L’offensive mercantile passe résolument à la vitesse supérieure. Notons que ce qui vient de se passer est en contradiction flagrante avec la circulaire n° 1026, qui précise que «  La distribution de colis, d’échantillons ou de dépliants publicitaires tombe bien sous le coup de cette interdiction. » (cf. supra). Le Ministère de l’Enseignement annonce qu’une commission de contrôle va bientôt voir le jour, probablement d’ici la fin de l’année [2]. Signalons enfin que le gouvernement fédéral semble avoir négligé de prévenir le cabinet de Marie Arena de son implication dans cette opération commerciale à destination d’écoles francophones. N’est-on pas en droit d’appeler cela un dysfonctionnement institutionnel ?

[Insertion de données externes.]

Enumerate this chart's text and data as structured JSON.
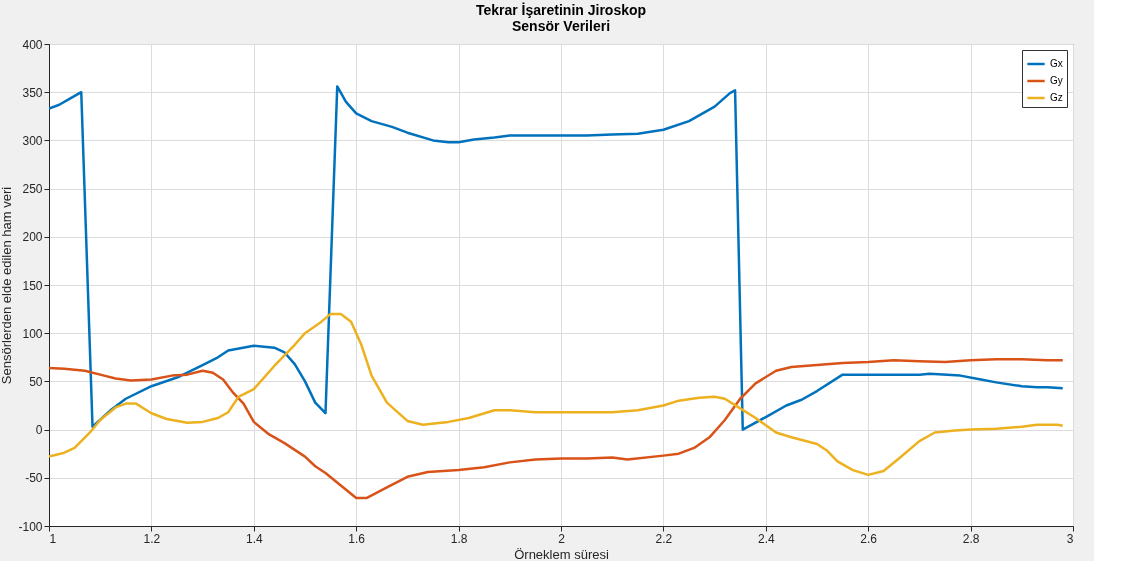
{
  "chart_data": {
    "type": "line",
    "title": "Tekrar İşaretinin Jiroskop",
    "subtitle": "Sensör Verileri",
    "xlabel": "Örneklem süresi",
    "ylabel": "Sensörlerden elde edilen ham veri",
    "xlim": [
      1,
      3
    ],
    "ylim": [
      -100,
      400
    ],
    "xticks": [
      1,
      1.2,
      1.4,
      1.6,
      1.8,
      2,
      2.2,
      2.4,
      2.6,
      2.8,
      3
    ],
    "yticks": [
      -100,
      -50,
      0,
      50,
      100,
      150,
      200,
      250,
      300,
      350,
      400
    ],
    "grid": true,
    "legend": "top right",
    "marker": "none",
    "line_style": "solid",
    "series": [
      {
        "name": "Gx",
        "color": "#0072bd",
        "x": [
          1.0,
          1.02,
          1.04,
          1.063,
          1.085,
          1.12,
          1.15,
          1.2,
          1.25,
          1.3,
          1.33,
          1.35,
          1.4,
          1.44,
          1.46,
          1.48,
          1.5,
          1.52,
          1.54,
          1.563,
          1.58,
          1.6,
          1.63,
          1.67,
          1.7,
          1.75,
          1.78,
          1.8,
          1.83,
          1.87,
          1.9,
          2.0,
          2.05,
          2.1,
          2.15,
          2.2,
          2.25,
          2.3,
          2.33,
          2.34,
          2.355,
          2.4,
          2.44,
          2.47,
          2.5,
          2.55,
          2.6,
          2.65,
          2.7,
          2.72,
          2.78,
          2.82,
          2.85,
          2.9,
          2.93,
          2.95,
          2.98
        ],
        "values": [
          333,
          337,
          343,
          350,
          3,
          20,
          32,
          45,
          54,
          67,
          75,
          82,
          87,
          85,
          80,
          68,
          50,
          28,
          17,
          356,
          340,
          328,
          320,
          314,
          308,
          300,
          298,
          298,
          301,
          303,
          305,
          305,
          305,
          306,
          307,
          311,
          320,
          335,
          349,
          352,
          0,
          13,
          25,
          31,
          40,
          57,
          57,
          57,
          57,
          58,
          56,
          52,
          49,
          45,
          44,
          44,
          43
        ]
      },
      {
        "name": "Gy",
        "color": "#d95319",
        "x": [
          1.0,
          1.03,
          1.07,
          1.1,
          1.13,
          1.16,
          1.2,
          1.24,
          1.27,
          1.3,
          1.32,
          1.34,
          1.36,
          1.38,
          1.4,
          1.43,
          1.46,
          1.5,
          1.52,
          1.54,
          1.57,
          1.6,
          1.62,
          1.66,
          1.7,
          1.74,
          1.8,
          1.85,
          1.9,
          1.95,
          2.0,
          2.05,
          2.1,
          2.13,
          2.2,
          2.23,
          2.26,
          2.29,
          2.32,
          2.35,
          2.38,
          2.42,
          2.45,
          2.5,
          2.55,
          2.6,
          2.65,
          2.7,
          2.75,
          2.8,
          2.85,
          2.9,
          2.95,
          2.98
        ],
        "values": [
          64,
          63,
          61,
          57,
          53,
          51,
          52,
          56,
          57,
          61,
          59,
          52,
          38,
          27,
          8,
          -5,
          -14,
          -28,
          -38,
          -45,
          -58,
          -71,
          -71,
          -60,
          -49,
          -44,
          -42,
          -39,
          -34,
          -31,
          -30,
          -30,
          -29,
          -31,
          -27,
          -25,
          -19,
          -8,
          10,
          32,
          48,
          61,
          65,
          67,
          69,
          70,
          72,
          71,
          70,
          72,
          73,
          73,
          72,
          72
        ]
      },
      {
        "name": "Gz",
        "color": "#edb120",
        "x": [
          1.0,
          1.03,
          1.05,
          1.08,
          1.1,
          1.13,
          1.15,
          1.17,
          1.2,
          1.23,
          1.27,
          1.3,
          1.33,
          1.35,
          1.37,
          1.4,
          1.44,
          1.48,
          1.5,
          1.53,
          1.55,
          1.57,
          1.59,
          1.61,
          1.63,
          1.66,
          1.7,
          1.73,
          1.78,
          1.82,
          1.87,
          1.9,
          1.95,
          2.0,
          2.1,
          2.15,
          2.2,
          2.23,
          2.27,
          2.3,
          2.32,
          2.35,
          2.38,
          2.42,
          2.45,
          2.5,
          2.52,
          2.54,
          2.57,
          2.6,
          2.63,
          2.66,
          2.7,
          2.73,
          2.77,
          2.8,
          2.85,
          2.9,
          2.93,
          2.97,
          2.98
        ],
        "values": [
          -28,
          -24,
          -19,
          -3,
          10,
          23,
          27,
          27,
          17,
          11,
          7,
          8,
          12,
          18,
          34,
          42,
          66,
          88,
          100,
          111,
          120,
          120,
          112,
          88,
          56,
          28,
          9,
          5,
          8,
          12,
          20,
          20,
          18,
          18,
          18,
          20,
          25,
          30,
          33,
          34,
          32,
          22,
          12,
          -3,
          -8,
          -15,
          -22,
          -33,
          -42,
          -47,
          -43,
          -30,
          -12,
          -3,
          -1,
          0,
          1,
          3,
          5,
          5,
          4
        ]
      }
    ]
  }
}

Nous, membres de l’Appel Pour une Ecole Démocratique, de Résistance à l’Agression Publicitaire et de l’asbl Respire, demandons à la ministre-présidente Arena :

- de rappeler à l’administration son devoir d’interdire ces pratiques et de sanctionner les directions qui les ont autorisées, en attendant la mise en place de la commission ;

- de pouvoir faire partie de celle-ci.
Nous en appelons aussi à la lucidité et à la résistance des parents, des enseignants et des élèves face à cette offensive d’inspiration néolibérale, qui est en passe de créer un dangereux précédent.


Voir la dépêche de l’agence Belga reprise dans Le Soir du 29 juin 2006.

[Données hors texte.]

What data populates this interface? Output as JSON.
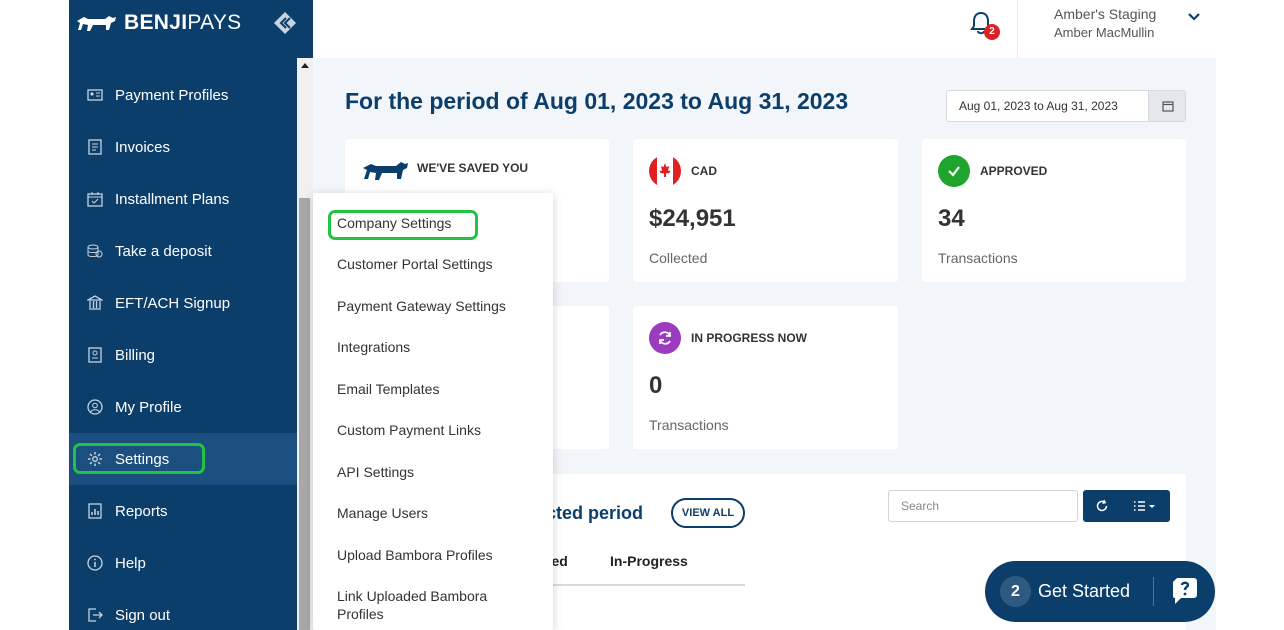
{
  "brand": {
    "name_bold": "BENJI",
    "name_light": "PAYS",
    "logo_icon": "dog-logo-icon",
    "collapse_icon": "collapse-arrow-icon"
  },
  "sidebar": {
    "items": [
      {
        "label": "Payment Profiles",
        "icon": "profile-card-icon"
      },
      {
        "label": "Invoices",
        "icon": "invoice-icon"
      },
      {
        "label": "Installment Plans",
        "icon": "calendar-check-icon"
      },
      {
        "label": "Take a deposit",
        "icon": "coins-icon"
      },
      {
        "label": "EFT/ACH Signup",
        "icon": "bank-icon"
      },
      {
        "label": "Billing",
        "icon": "billing-icon"
      },
      {
        "label": "My Profile",
        "icon": "user-circle-icon"
      },
      {
        "label": "Settings",
        "icon": "gear-icon",
        "active": true
      },
      {
        "label": "Reports",
        "icon": "reports-icon"
      },
      {
        "label": "Help",
        "icon": "info-icon"
      },
      {
        "label": "Sign out",
        "icon": "sign-out-icon"
      }
    ]
  },
  "header": {
    "notification_count": "2",
    "account_name": "Amber's Staging",
    "account_user": "Amber MacMullin"
  },
  "main": {
    "period_title": "For the period of Aug 01, 2023 to Aug 31, 2023",
    "date_range": "Aug 01, 2023 to Aug 31, 2023",
    "cards": {
      "saved": {
        "title": "WE'VE SAVED YOU"
      },
      "cad": {
        "title": "CAD",
        "value": "$24,951",
        "sub": "Collected"
      },
      "approved": {
        "title": "APPROVED",
        "value": "34",
        "sub": "Transactions"
      },
      "in_progress": {
        "title": "IN PROGRESS NOW",
        "value": "0",
        "sub": "Transactions"
      }
    },
    "panel": {
      "title_partial": "cted period",
      "view_all": "VIEW ALL",
      "search_placeholder": "Search",
      "tabs": [
        "ined",
        "In-Progress"
      ]
    }
  },
  "dropdown": {
    "items": [
      "Company Settings",
      "Customer Portal Settings",
      "Payment Gateway Settings",
      "Integrations",
      "Email Templates",
      "Custom Payment Links",
      "API Settings",
      "Manage Users",
      "Upload Bambora Profiles",
      "Link Uploaded Bambora Profiles"
    ]
  },
  "get_started": {
    "count": "2",
    "label": "Get Started"
  },
  "colors": {
    "navy": "#0c3e6b",
    "highlight": "#22c243",
    "approved": "#1fa52d",
    "in_progress": "#9b3bbd",
    "badge": "#e02020"
  }
}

Le Soir consacre également un article plus développé sur ce sujet dans son édition de ce jour.

Notes

[2l’article 42 du Pacte scolaire prévoit que : « il est créé auprès du Ministère de l’Education une commission qui a pour mission d’examiner les infractions aux dispositions de l’article 41 et de proposer les mesures ou sanctions à prendre ». Ses règles de fonctionnement ont été définies dans l’arrêté royal du 14 septembre 1987.